Opuszczał swoje miasto i nie wiedział dokąd zmierza. I choć
wcześniej również nie wiedział gdzie i po co coś go gna robił
to z własnej woli. Teraz rozstał uprowadzony. I wcale mu się to
nie podobało. Jeszcze chwilę temu starał się obmyślić jakiś
plan. Od tego zależało jego być albo nie być. Świadomość
nieuchronnej śmierci jest straszna. Jeśli dodatkowo nie możesz
zrobić absolutnie nic, by wyrwać się z jej szponów... Jesteś
sparaliżowany strachem, obumarły z przerażenia. Nikt nie chce
umierać. Frank
nigdy
nie mógł zrozumieć samobójców.
Jego
życie nie było usłane różami. Od jedenastego roku życia miał
stale pod górkę. Jednak nie narzekał, nie marudził... Brał życie
takim, jakie jest. Przez pewien okres czasu miał kochający dom.
Później miał zaskakujące i ciekawe, na swój sposób, warunki.
Jednak nigdy nie żałował podjętych decyzji. Właśnie w tym
cholernie głupim momencie, gdy śmierć przykłada mu swoje zimne
łapska do gardła zrozumiał, że to wszystko było z góry
ustalone. Odnalazł analogiczne drogi, które budował przed nim los.
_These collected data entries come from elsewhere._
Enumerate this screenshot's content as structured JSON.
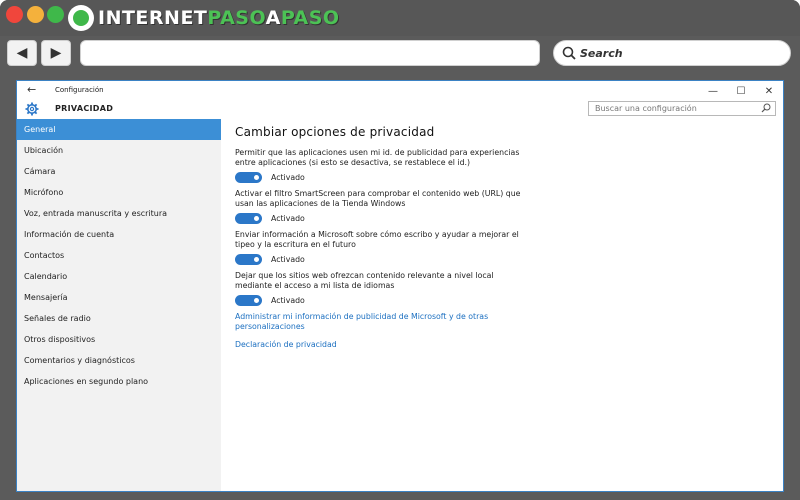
{
  "browser": {
    "logo": {
      "part1": "INTERNET",
      "part2": "PASO",
      "part3": "A",
      "part4": "PASO"
    },
    "nav": {
      "back_icon": "◀",
      "forward_icon": "▶"
    },
    "address_value": "",
    "search_label": "Search",
    "colors": {
      "close": "#f0463c",
      "minimize": "#f4b13c",
      "maximize": "#3fb84a",
      "brand_green": "#4cc255"
    }
  },
  "window": {
    "back_icon": "←",
    "title": "Configuración",
    "controls": {
      "minimize": "—",
      "maximize": "☐",
      "close": "✕"
    },
    "header_title": "PRIVACIDAD",
    "search_placeholder": "Buscar una configuración"
  },
  "sidebar": {
    "items": [
      {
        "label": "General",
        "active": true
      },
      {
        "label": "Ubicación"
      },
      {
        "label": "Cámara"
      },
      {
        "label": "Micrófono"
      },
      {
        "label": "Voz, entrada manuscrita y escritura"
      },
      {
        "label": "Información de cuenta"
      },
      {
        "label": "Contactos"
      },
      {
        "label": "Calendario"
      },
      {
        "label": "Mensajería"
      },
      {
        "label": "Señales de radio"
      },
      {
        "label": "Otros dispositivos"
      },
      {
        "label": "Comentarios y diagnósticos"
      },
      {
        "label": "Aplicaciones en segundo plano"
      }
    ],
    "accent_color": "#3c8fd6"
  },
  "main": {
    "heading": "Cambiar opciones de privacidad",
    "options": [
      {
        "text": "Permitir que las aplicaciones usen mi id. de publicidad para experiencias entre aplicaciones (si esto se desactiva, se restablece el id.)",
        "state": "Activado",
        "on": true
      },
      {
        "text": "Activar el filtro SmartScreen para comprobar el contenido web (URL) que usan las aplicaciones de la Tienda Windows",
        "state": "Activado",
        "on": true
      },
      {
        "text": "Enviar información a Microsoft sobre cómo escribo y ayudar a mejorar el tipeo y la escritura en el futuro",
        "state": "Activado",
        "on": true
      },
      {
        "text": "Dejar que los sitios web ofrezcan contenido relevante a nivel local mediante el acceso a mi lista de idiomas",
        "state": "Activado",
        "on": true
      }
    ],
    "links": [
      "Administrar mi información de publicidad de Microsoft y de otras personalizaciones",
      "Declaración de privacidad"
    ],
    "toggle_color": "#2b77c8",
    "link_color": "#1b6fc0"
  }
}
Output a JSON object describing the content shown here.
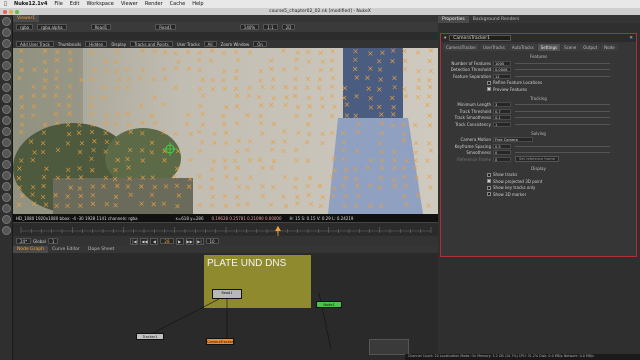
{
  "menubar": {
    "app": "Nuke12.1v4",
    "items": [
      "File",
      "Edit",
      "Workspace",
      "Viewer",
      "Render",
      "Cache",
      "Help"
    ]
  },
  "window": {
    "title": "course5_chapter02_02.nk [modified] - NukeX"
  },
  "viewer": {
    "tab": "Viewer1",
    "layer": "rgba",
    "channel": "rgba.alpha",
    "dropdown_a": "Read1",
    "dropdown_b": "Read1",
    "zoom": "140%",
    "ratio": "1:1",
    "mode_2d": "2D",
    "overlay_add": "Add User Track",
    "thumbnails_label": "Thumbnails",
    "thumbnails_value": "Hidden",
    "display_label": "Display",
    "display_value": "Tracks and Points",
    "user_tracks_label": "User Tracks",
    "user_tracks_value": "All",
    "zoom_window_label": "Zoom Window",
    "zoom_window_value": "On",
    "info_left": "HD_1080 1920x1080  bbox: -4 -30 1928 1141  channels: rgba",
    "info_coords": "x=618 y=286",
    "info_values": "0.19628  0.25781  0.21090  0.00000",
    "info_hsl": "H: 15 S: 0.15 V: 0.29  L: 0.24219",
    "fps": "24*",
    "frame_start": "1",
    "frame_current": "28",
    "frame_end": "10",
    "global_label": "Global"
  },
  "nodegraph": {
    "tabs": [
      "Node Graph",
      "Curve Editor",
      "Dope Sheet"
    ],
    "backdrop_title": "PLATE UND DNS",
    "nodes": {
      "read": "Read1",
      "tracker": "Tracker1",
      "camtracker": "CameraTracker1",
      "green": "Node1"
    }
  },
  "properties": {
    "tabs": [
      "Properties",
      "Background Renders"
    ],
    "node_name": "CameraTracker1",
    "panel_tabs": [
      "CameraTracker",
      "UserTracks",
      "AutoTracks",
      "Settings",
      "Scene",
      "Output",
      "Node"
    ],
    "active_tab": "Settings",
    "features_header": "Features",
    "tracking_header": "Tracking",
    "solving_header": "Solving",
    "display_header": "Display",
    "features": [
      {
        "label": "Number of Features",
        "value": "1000"
      },
      {
        "label": "Detection Threshold",
        "value": "0.0006"
      },
      {
        "label": "Feature Separation",
        "value": "12"
      }
    ],
    "feature_checks": [
      {
        "label": "Refine Feature Locations",
        "on": false
      },
      {
        "label": "Preview Features",
        "on": true
      }
    ],
    "tracking": [
      {
        "label": "Minimum Length",
        "value": "3"
      },
      {
        "label": "Track Threshold",
        "value": "0.7"
      },
      {
        "label": "Track Smoothness",
        "value": "0.1"
      },
      {
        "label": "Track Consistency",
        "value": "1"
      }
    ],
    "solving": {
      "camera_motion_label": "Camera Motion",
      "camera_motion_value": "Free Camera",
      "keyframe_spacing_label": "Keyframe Spacing",
      "keyframe_spacing_value": "0.5",
      "smoothness_label": "Smoothness",
      "smoothness_value": "0",
      "ref_frame_label": "Reference Frame",
      "ref_frame_value": "0",
      "set_ref_button": "Set reference frame"
    },
    "display_checks": [
      {
        "label": "Show tracks",
        "on": false
      },
      {
        "label": "Show projected 3D point",
        "on": true
      },
      {
        "label": "Show key tracks only",
        "on": false
      },
      {
        "label": "Show 3D marker",
        "on": false
      }
    ]
  },
  "statusbar": {
    "text": "Channel Count: 20  Localization Mode: On  Memory: 3.2 GB (10.7%)  CPU: 31.2%  Disk: 0.0 MB/s  Network: 0.0 MB/s"
  },
  "colors": {
    "accent": "#f2a23a",
    "marker": "#e8a040",
    "panel_border": "#b03030",
    "backdrop": "#8f8a2d"
  }
}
On był jedynie jak mały samochód, który tylko z pozoru skręca
dokąd chce. Kochał swoich rodziców bezgranicznie. Był szczęśliwym
dzieckiem, bez żadnych zmartwień ani trosk. Miał duży dom z
basenem, gosposię i ogrodników. Jego mama nie pracowała, więc
poświęcała mu każdą wolną chwilę. Zajmowała się nim tak
troskliwie i czule, że czasem mu to nawet przeszkadzało. Mimo to
nie zamieniłby jej na nikogo. W weekendy, gdy ojciec nie pracował,
spędzali ze sobą całe dnie. Łowili ryby w pobliskim stawie,
jeździli na żagle, chodzili na mecze czy budowali domki na
drzewach. Frank dobrze się uczył, był małym, zdolnym chłopcem.
Był po prostu szczęśliwy.
Jednak
pewnego dnia... może gdyby nie te cholerne kanapki, których
zapomniał i musieli się wracać. Może gdyby nie ten padający
deszcz i letnie opony. Może gdyby jechali wolniej... Jednak nie
jechali, mieli letnie opony i Frank zapomniał kanapek. Dlatego się
wrócili. Zderzenie czołowe. Ojciec zginął na miejscu. Jedyną
osobą, która przeżyła był jedenastoletni Frankie.
Matka
już się do niego nie odezwała tak jak kiedyś.
Nagle
przestał być jej ukochanym synkiem.
Zaczął
być nikim. Zwykłym powietrzem, które mijała codziennie w drodze
do pracy.
Frank
wielokrotnie widział jak siedzi w gabinecie ojca i tuli do siebie
jego książki, koszule, ich wspólne pamiątki. Czuł się winny,
jednak wiedział, że to nie była jego wina. Po prostu tamta
ciężarówka zajechała im drogę. Jednak nie miał już taty. Ani
mamy.
W
wieku siedemnastu lat wyprowadził się z domu i zaczął żyć takim
trybem życia, jak teraz. Nie miał stałego lokum, ciepłych
posiłków ani rodziny. Miał cudownych przyjaciół, niezapomniane
wspomnienia i święty spokój. Mama nigdy nie próbowała go
znaleźć.
Pamiętał
jak pewnego październikowego popołudnia nie miał przy sobie
grosza. Był wówczas taki głodny, że zjadłby wszystko. Kolega
postawił mu hot-doga. Frank czuł się jak łapserdak, jak śmieć.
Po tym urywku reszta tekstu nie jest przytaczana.